I did notice, however, in Education Week’s 2008 “Quality Counts” reports, that Rhode Island is one of only 8 states nationwide, and the only state in New England, that does not require a test of subject matter knowledge to receive a teaching license. A degree is sufficient. If education departments, and the accreditation agencies that review those departments, are doing their jobs well, we should have good teachers. But when 42 states require these tests, it’s an important question why Rhode Island does not.

We’re spending a lot of time and money testing our students. Might we do as well or better by testing our teachers, at least before we give them a classroom? I’m not sure I’d suggest regular content examinations for experienced teachers, but it is also worthy of note that RI is one of only 7 states that does not have state-required teacher evaluations. Districts have their own procedures, but many of them are far from rigorous.

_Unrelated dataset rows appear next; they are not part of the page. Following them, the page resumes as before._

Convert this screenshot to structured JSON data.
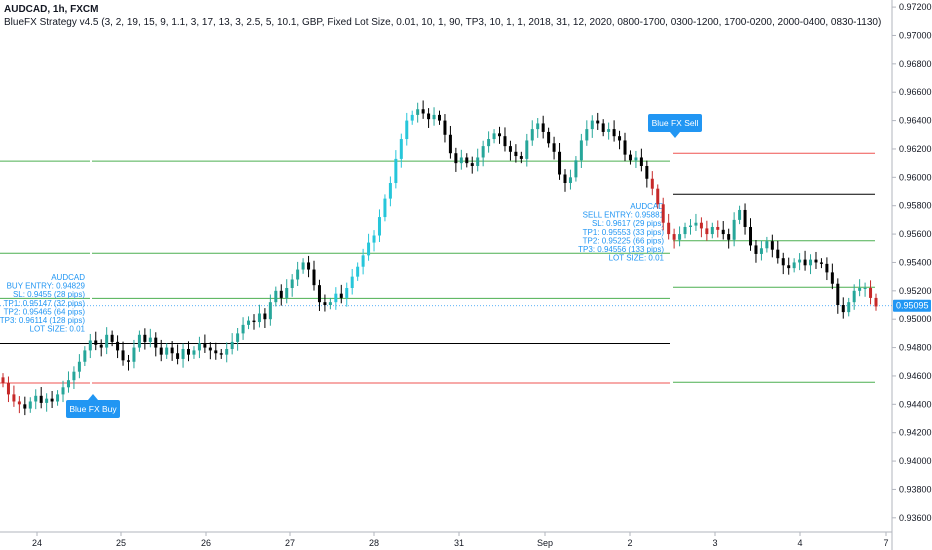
{
  "header": {
    "symbol_line": "AUDCAD, 1h, FXCM",
    "strategy_line": "BlueFX Strategy v4.5 (3, 2, 19, 15, 9, 1.1, 3, 17, 13, 3, 2.5, 5, 10.1, GBP, Fixed Lot Size, 0.01, 10, 1, 90, TP3, 10, 1, 1, 2018, 31, 12, 2020, 0800-1700, 0300-1200, 1700-0200, 2000-0400, 0830-1130)"
  },
  "colors": {
    "up": "#26a69a",
    "down": "#000000",
    "bull_run": "#26c6da",
    "bear": "#c62828",
    "label_blue": "#2196f3",
    "stop": "#ef5350",
    "target": "#4caf50",
    "entry": "#000000"
  },
  "price_axis": {
    "min": 0.935,
    "max": 0.9725,
    "ticks": [
      "0.93600",
      "0.93800",
      "0.94000",
      "0.94200",
      "0.94400",
      "0.94600",
      "0.94800",
      "0.95000",
      "0.95200",
      "0.95400",
      "0.95600",
      "0.95800",
      "0.96000",
      "0.96200",
      "0.96400",
      "0.96600",
      "0.96800",
      "0.97000",
      "0.97200"
    ],
    "current_price": "0.95095"
  },
  "time_axis": {
    "labels": [
      "24",
      "25",
      "26",
      "27",
      "28",
      "31",
      "Sep",
      "2",
      "3",
      "4",
      "7"
    ]
  },
  "chart_data": {
    "type": "candlestick",
    "symbol": "AUDCAD",
    "timeframe": "1h",
    "closes": [
      0.9455,
      0.9447,
      0.9442,
      0.944,
      0.9437,
      0.9442,
      0.9446,
      0.9441,
      0.9444,
      0.9442,
      0.9447,
      0.9452,
      0.9457,
      0.9463,
      0.947,
      0.9478,
      0.9485,
      0.9482,
      0.948,
      0.9489,
      0.9484,
      0.9478,
      0.9471,
      0.947,
      0.948,
      0.9489,
      0.9484,
      0.9487,
      0.948,
      0.9475,
      0.948,
      0.9476,
      0.9472,
      0.9479,
      0.9475,
      0.9478,
      0.9483,
      0.948,
      0.9478,
      0.9476,
      0.9475,
      0.9479,
      0.9484,
      0.949,
      0.9496,
      0.9499,
      0.9498,
      0.9504,
      0.95,
      0.9512,
      0.952,
      0.9515,
      0.9522,
      0.9528,
      0.9535,
      0.954,
      0.9535,
      0.9524,
      0.9512,
      0.951,
      0.9512,
      0.9518,
      0.9515,
      0.9522,
      0.953,
      0.9537,
      0.9545,
      0.9554,
      0.9559,
      0.9572,
      0.9585,
      0.9596,
      0.9613,
      0.9627,
      0.964,
      0.9644,
      0.9648,
      0.9645,
      0.9641,
      0.9644,
      0.964,
      0.963,
      0.9617,
      0.961,
      0.9614,
      0.961,
      0.9608,
      0.9614,
      0.9622,
      0.9627,
      0.9631,
      0.9629,
      0.9622,
      0.9618,
      0.9615,
      0.9613,
      0.9626,
      0.9634,
      0.9638,
      0.9632,
      0.9624,
      0.9618,
      0.9602,
      0.9596,
      0.96,
      0.9612,
      0.9626,
      0.9634,
      0.964,
      0.9638,
      0.9632,
      0.9634,
      0.9629,
      0.9626,
      0.9616,
      0.9612,
      0.9614,
      0.9608,
      0.9599,
      0.9592,
      0.9581,
      0.9568,
      0.956,
      0.9556,
      0.956,
      0.9565,
      0.9566,
      0.9568,
      0.9564,
      0.956,
      0.9565,
      0.9563,
      0.956,
      0.9556,
      0.957,
      0.9577,
      0.9565,
      0.9552,
      0.9546,
      0.955,
      0.9555,
      0.9549,
      0.9543,
      0.9538,
      0.9536,
      0.954,
      0.9542,
      0.9538,
      0.9542,
      0.954,
      0.9539,
      0.9533,
      0.9525,
      0.951,
      0.9505,
      0.9512,
      0.952,
      0.9522,
      0.9522,
      0.9515,
      0.9509
    ]
  },
  "trades": [
    {
      "signal_label": "Blue FX Buy",
      "info_lines": [
        "AUDCAD",
        "BUY ENTRY: 0.94829",
        "SL: 0.9455 (28 pips)",
        "TP1: 0.95147 (32 pips)",
        "TP2: 0.95465 (64 pips)",
        "TP3: 0.96114 (128 pips)",
        "LOT SIZE: 0.01"
      ],
      "entry": 0.94829,
      "stop": 0.9455,
      "targets": [
        0.95147,
        0.95465,
        0.96114
      ]
    },
    {
      "signal_label": "Blue FX Sell",
      "info_lines": [
        "AUDCAD",
        "SELL ENTRY: 0.95881",
        "SL: 0.9617 (29 pips)",
        "TP1: 0.95553 (33 pips)",
        "TP2: 0.95225 (66 pips)",
        "TP3: 0.94556 (133 pips)",
        "LOT SIZE: 0.01"
      ],
      "entry": 0.95881,
      "stop": 0.9617,
      "targets": [
        0.95553,
        0.95225,
        0.94556
      ]
    }
  ]
}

Perhaps even more surprisingly, RI is one of only TWO states that do not have standards for licensure of school administrators. There are a lot of areas in which Rhode Island is justly proud of its independent traditions. I would suggest that this should not be one of them.

on March 16, 2008 at 7:17 pmJill DavidsonI like the new look for the blog, Tom!

Related to math and best directions for instruction, on Friday 3/13, a National Math Panel released a comprehensive report based on panel, extensive literature review, surveys, and more. The National Math Panel website has fact sheets and longer reports with findings: http://www.ed.gov/about/bdscomm/list/mathpanel/index.html

The findings are extensive; I won’t summarize here in full but was struck by the emphasis on the importance of good instruction and the strong sense of mission around algebra competence for all. How well can Providence/Rhode Island’s current state of math curriculum and pedagogy can support that mission – that’s the x to the 3rd power question.

on March 18, 2008 at 7:49 pmMaureen NosalJust keep in mind, Algebra 2 is the “gatekeeper” course in high school. So important to know that well before your kids get to high school.

on March 20, 2008 at 8:39 amThomas SchmelingI appreciate the comment, Maureen.

I don’t have the figures, but I am quite sure that the vast majority of students do not have Algebra 2 before they reach high school. In fact, it’s quite possible that Algebra 2 is not taught in the middle schools in RI at all.

I recall hearing that Nathanael Greene MS was the only middle school in Providence, public or private, to offer Algebra 1 in the 7th grade. I just checked the Moses Brown and Wheeler websites and both appear to offer Algebra 1 only in the 8th grade.

Greene offers Algebra 1 in 7th and Geometry in 8th, with Algebra 2 coming in 9th grade. However, only advanced math students follow this path.

For something like 9 of 11 years, Greene won the state Math Olympiad. Unfortunately, a few years ago, the teacher who ran the program decided she could no longer do so. As far as I know, nobody has replaced her.

For what it’s worth, I didn’t have Algebra 1 until 9th grade, but I was hardly a stellar math student 🙂

on April 5, 2008 at 10:37 amMaureen NosalHi Tom,

Let me clarify…. I meant that kids need to have Algebra 1 in middle school in order to advance in mathematics in high school. If they don’t have Algebra 1 in middle school, they will most likely not make it to Calculus in HS. They need Algebra 2 to get into Calculus, and that is why A2 is called “gatekeeper.” If parents understand this, they are in a better position to understand how to steer their children. So, when I made that comment, I was thinking that parents really need to understand how to “map backwards” from HS calculus, and what becomes very clear is that kids who don’t have Algebra 1 in middle school most likely won’t make it beyond Algebra 2 in HS ( and probably never get to Calc.)